Feitenoverzicht 4
kosten en baten
Wapenhandel = Moordhandel
Paasmars 2000
Bloeiende of bloedende sector
Nederland staat al jaren in de toptien van grootste wapenexporteurs van de wereld. Een bloeiende handel, zou je denken. Handel die ongetwijfeld meer geld in het laatje brengt dan kost en dus zou je juist met wapenhandel geld kunnen verdienen om aan zorg en andere nuttige zaken te besteden.Maar schijn bedriegt. De omzet van de Nederlandse productie bedraagt 3 miljard gulden en biedt werkgelegenheid aan zo'n 12.000 mensen. Alleen een bedrijf als Stork heeft al een omzet die 2 keer zo hoog is dan verdiend wordt door een veelvoud aan medewerkers. De hoge omzet wordt vooral bereikt doordat de Nederlandse producten in hoofdzaak uit hightech onderdelen bestaat die erg duur zijn. Verder is de Nederlandse overheid zelf een belangrijke wapenexporteur door afgeschreven wapensystemen te verkopen aan het buitenland. Dat levert nauwelijks werkgelegenheid op en de opbrengsten vloeien direct terug naar defensie; niet naar de zorg of andere belangrijke sectoren.

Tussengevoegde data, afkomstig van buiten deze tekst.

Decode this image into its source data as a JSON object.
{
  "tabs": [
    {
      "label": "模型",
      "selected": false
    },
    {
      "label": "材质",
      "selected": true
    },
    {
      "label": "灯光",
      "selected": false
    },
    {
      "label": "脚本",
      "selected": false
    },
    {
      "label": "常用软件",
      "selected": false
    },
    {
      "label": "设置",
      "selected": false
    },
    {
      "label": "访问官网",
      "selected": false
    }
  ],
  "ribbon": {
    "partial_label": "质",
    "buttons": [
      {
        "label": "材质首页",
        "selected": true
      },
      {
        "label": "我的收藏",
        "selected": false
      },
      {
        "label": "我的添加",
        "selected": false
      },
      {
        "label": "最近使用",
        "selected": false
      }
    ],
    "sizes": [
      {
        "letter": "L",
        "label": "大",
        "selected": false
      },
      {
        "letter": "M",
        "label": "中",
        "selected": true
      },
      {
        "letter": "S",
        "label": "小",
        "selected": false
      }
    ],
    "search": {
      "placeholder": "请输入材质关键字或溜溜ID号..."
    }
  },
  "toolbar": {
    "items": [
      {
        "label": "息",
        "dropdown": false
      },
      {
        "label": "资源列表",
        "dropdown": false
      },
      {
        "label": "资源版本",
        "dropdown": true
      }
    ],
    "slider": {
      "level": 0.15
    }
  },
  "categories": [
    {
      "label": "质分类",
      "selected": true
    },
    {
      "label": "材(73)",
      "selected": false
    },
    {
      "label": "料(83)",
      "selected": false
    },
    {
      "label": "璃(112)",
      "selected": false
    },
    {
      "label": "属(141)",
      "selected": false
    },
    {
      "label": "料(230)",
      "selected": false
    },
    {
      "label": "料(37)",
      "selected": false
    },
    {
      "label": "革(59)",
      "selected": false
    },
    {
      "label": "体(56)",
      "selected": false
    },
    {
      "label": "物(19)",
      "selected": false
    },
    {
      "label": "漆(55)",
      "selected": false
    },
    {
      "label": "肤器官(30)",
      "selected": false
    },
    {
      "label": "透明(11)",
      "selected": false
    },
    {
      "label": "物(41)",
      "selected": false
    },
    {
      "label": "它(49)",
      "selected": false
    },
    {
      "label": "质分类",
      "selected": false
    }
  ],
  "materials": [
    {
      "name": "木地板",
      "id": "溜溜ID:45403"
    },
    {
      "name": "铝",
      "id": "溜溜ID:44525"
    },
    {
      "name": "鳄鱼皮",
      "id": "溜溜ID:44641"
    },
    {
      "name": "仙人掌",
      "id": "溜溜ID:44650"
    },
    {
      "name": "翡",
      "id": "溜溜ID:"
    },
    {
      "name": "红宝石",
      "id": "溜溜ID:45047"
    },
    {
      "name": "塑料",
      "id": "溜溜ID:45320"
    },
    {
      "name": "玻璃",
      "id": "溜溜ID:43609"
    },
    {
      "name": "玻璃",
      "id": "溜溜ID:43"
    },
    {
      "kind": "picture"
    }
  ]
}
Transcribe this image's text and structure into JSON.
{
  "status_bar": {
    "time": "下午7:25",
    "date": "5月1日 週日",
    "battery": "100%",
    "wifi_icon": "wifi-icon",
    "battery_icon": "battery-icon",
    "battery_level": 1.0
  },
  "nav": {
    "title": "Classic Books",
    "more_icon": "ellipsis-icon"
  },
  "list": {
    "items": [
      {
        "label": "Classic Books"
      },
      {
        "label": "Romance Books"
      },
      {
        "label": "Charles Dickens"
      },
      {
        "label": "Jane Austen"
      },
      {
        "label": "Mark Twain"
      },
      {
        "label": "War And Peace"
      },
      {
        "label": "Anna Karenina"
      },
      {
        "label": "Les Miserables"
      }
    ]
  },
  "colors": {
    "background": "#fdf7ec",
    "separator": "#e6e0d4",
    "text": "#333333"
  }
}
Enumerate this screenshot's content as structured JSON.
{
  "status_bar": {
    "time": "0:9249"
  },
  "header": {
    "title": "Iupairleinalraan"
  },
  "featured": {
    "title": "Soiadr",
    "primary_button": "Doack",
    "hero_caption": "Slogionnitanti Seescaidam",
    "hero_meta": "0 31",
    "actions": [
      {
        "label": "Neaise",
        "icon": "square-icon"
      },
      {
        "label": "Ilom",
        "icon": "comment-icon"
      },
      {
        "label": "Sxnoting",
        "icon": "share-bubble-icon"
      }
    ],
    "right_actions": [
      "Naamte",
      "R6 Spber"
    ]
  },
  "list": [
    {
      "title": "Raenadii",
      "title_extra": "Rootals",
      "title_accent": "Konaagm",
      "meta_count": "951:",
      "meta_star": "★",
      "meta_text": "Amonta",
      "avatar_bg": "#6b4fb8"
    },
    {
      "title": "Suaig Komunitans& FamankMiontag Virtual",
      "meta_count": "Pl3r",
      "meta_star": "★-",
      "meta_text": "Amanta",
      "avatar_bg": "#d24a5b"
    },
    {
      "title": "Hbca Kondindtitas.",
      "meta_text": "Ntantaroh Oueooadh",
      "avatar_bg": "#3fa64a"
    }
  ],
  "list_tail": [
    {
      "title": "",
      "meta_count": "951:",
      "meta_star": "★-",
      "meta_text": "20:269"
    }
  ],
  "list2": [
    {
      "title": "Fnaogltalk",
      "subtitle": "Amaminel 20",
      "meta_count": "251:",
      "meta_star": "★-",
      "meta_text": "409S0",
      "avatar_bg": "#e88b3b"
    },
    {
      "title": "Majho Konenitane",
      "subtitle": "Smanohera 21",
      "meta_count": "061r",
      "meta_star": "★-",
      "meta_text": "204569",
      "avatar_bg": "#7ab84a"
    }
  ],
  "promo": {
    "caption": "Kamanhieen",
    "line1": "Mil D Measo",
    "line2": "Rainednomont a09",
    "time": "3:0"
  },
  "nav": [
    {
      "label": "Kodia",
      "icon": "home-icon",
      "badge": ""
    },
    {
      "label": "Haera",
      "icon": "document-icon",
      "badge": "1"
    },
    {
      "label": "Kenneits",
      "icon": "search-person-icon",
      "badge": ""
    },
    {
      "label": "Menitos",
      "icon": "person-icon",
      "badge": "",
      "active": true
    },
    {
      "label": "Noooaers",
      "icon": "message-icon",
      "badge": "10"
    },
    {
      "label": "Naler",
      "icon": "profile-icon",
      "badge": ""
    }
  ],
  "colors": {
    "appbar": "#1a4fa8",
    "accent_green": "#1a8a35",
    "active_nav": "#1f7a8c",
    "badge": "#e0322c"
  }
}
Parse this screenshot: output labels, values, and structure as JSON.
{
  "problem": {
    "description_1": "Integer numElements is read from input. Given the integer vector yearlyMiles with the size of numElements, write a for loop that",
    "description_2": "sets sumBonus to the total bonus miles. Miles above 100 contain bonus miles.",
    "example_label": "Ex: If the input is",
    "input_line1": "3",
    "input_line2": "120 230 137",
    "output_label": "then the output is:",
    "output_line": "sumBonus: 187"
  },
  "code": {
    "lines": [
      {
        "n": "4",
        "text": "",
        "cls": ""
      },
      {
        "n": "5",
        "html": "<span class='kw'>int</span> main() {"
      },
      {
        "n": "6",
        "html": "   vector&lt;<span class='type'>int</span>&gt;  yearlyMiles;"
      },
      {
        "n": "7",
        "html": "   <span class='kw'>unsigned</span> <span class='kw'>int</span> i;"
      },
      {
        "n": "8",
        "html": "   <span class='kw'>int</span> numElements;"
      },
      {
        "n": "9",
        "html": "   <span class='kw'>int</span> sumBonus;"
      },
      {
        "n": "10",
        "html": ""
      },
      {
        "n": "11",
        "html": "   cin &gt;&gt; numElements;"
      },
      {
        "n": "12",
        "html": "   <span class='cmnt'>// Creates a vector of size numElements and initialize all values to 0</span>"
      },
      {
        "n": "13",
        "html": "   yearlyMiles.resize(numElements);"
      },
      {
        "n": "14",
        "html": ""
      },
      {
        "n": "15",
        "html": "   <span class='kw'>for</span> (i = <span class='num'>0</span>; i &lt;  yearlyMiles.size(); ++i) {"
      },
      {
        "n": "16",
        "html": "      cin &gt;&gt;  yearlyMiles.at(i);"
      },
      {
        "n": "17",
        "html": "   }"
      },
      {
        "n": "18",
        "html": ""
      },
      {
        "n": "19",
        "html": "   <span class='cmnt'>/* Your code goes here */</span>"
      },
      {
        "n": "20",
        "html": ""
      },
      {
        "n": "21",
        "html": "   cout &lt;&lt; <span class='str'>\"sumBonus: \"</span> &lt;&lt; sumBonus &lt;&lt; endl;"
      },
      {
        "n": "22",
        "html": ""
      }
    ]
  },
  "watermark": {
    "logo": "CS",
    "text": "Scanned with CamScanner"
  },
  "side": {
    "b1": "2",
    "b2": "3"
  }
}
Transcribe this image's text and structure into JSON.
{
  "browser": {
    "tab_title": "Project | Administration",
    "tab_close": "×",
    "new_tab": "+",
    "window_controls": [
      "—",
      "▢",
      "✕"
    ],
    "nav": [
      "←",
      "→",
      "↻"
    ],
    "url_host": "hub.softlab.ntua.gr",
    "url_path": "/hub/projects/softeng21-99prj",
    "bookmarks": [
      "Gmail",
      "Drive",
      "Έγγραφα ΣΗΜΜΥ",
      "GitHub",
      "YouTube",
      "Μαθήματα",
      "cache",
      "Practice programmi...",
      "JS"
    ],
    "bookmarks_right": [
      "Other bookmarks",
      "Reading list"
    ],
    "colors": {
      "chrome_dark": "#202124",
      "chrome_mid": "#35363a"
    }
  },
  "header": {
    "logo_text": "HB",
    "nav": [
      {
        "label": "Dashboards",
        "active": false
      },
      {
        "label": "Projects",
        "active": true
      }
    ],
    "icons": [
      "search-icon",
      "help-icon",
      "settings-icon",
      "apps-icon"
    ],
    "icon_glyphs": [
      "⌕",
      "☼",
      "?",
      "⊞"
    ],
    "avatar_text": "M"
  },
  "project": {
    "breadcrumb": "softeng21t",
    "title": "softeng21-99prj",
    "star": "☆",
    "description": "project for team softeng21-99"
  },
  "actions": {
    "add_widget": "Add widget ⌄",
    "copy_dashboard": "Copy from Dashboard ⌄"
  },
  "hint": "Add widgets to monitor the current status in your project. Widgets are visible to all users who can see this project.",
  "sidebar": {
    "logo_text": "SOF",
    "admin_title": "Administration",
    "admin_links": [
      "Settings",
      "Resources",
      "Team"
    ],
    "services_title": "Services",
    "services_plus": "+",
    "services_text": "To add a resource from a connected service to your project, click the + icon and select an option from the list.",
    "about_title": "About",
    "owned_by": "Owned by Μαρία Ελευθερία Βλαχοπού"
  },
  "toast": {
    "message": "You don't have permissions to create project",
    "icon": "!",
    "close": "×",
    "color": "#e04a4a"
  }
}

Bovendien wordt de sector zwaar ondersteund door de Nederlandse overheid (ministerie van defensie en dat van economische zaken). Zo verstrekt het ministerie van economische zaken voor enkele honderden miljoenen guldens aan subsidies voor promotie- en andere activiteiten van Nederlandse wapenbedrijven om zichzelf in de markt te zetten voor grote internationale defensieopdrachten. Het kan daarbij gaan om het wegwerken van tekorten (zoals jarenlang bij de marinewerf De Schelde is gebeurd), het bouwen van prototypes en modellen, de aanwezigheid bij belangrijke wapenbeurzen en zelfs het zelf organiseren van die wapenbeurzen in binnen- en buitenland. En dat is nodig, want op eigen kracht kan de sector nauwelijks overleven.
Compensatie-orders
Een andere stimuleringsregeling waarbij defensie en economische zaken echter moeten samenwerken is een ingewikkeld circus rond compensatie-orders. Als defensie ergens in het buitenland een serie wapens besteld, dan hoort daar de voorwaarde bij dat het betreffende bedrijf of het land waar dat bedrijf zich bevindt, voor een bepaald bedrag orders plaatst bij Nederlandse firma's voor onderdelen van dat wapen (of andere wapens). Dit is een ingewikkeld spel, waarbij defensie en economische zaken ook verschillende belangen hebben. Zo zal defensie vooral een zo goed mogelijk wapen voor zo weinig mogelijk geld willen aanschaffen. Economische zaken is echter veel meer geïnteresseerd in de bestelling waarbij de meeste compensatieorders in de wacht gesleept kunnen worden; ongeacht hoe duur, goed of slecht het aan te schaffen systeem.Omdat het om twee verschillende ministeries gaat, zal het belangenconflict door de politiek opgelost moeten worden, wat weer leidt tot een heel circus van lobbyisten bij Kamerleden met alle gevaren voor leuke aanbiedingen van dien. Het systeem van compensatie-orders zal er in ieder geval altijd toe leiden dat defensie niet het goedkoopste wapen kan aanschaffen en dus meebetaalt aan opdrachten voor de Nederlandse wapenindustrie.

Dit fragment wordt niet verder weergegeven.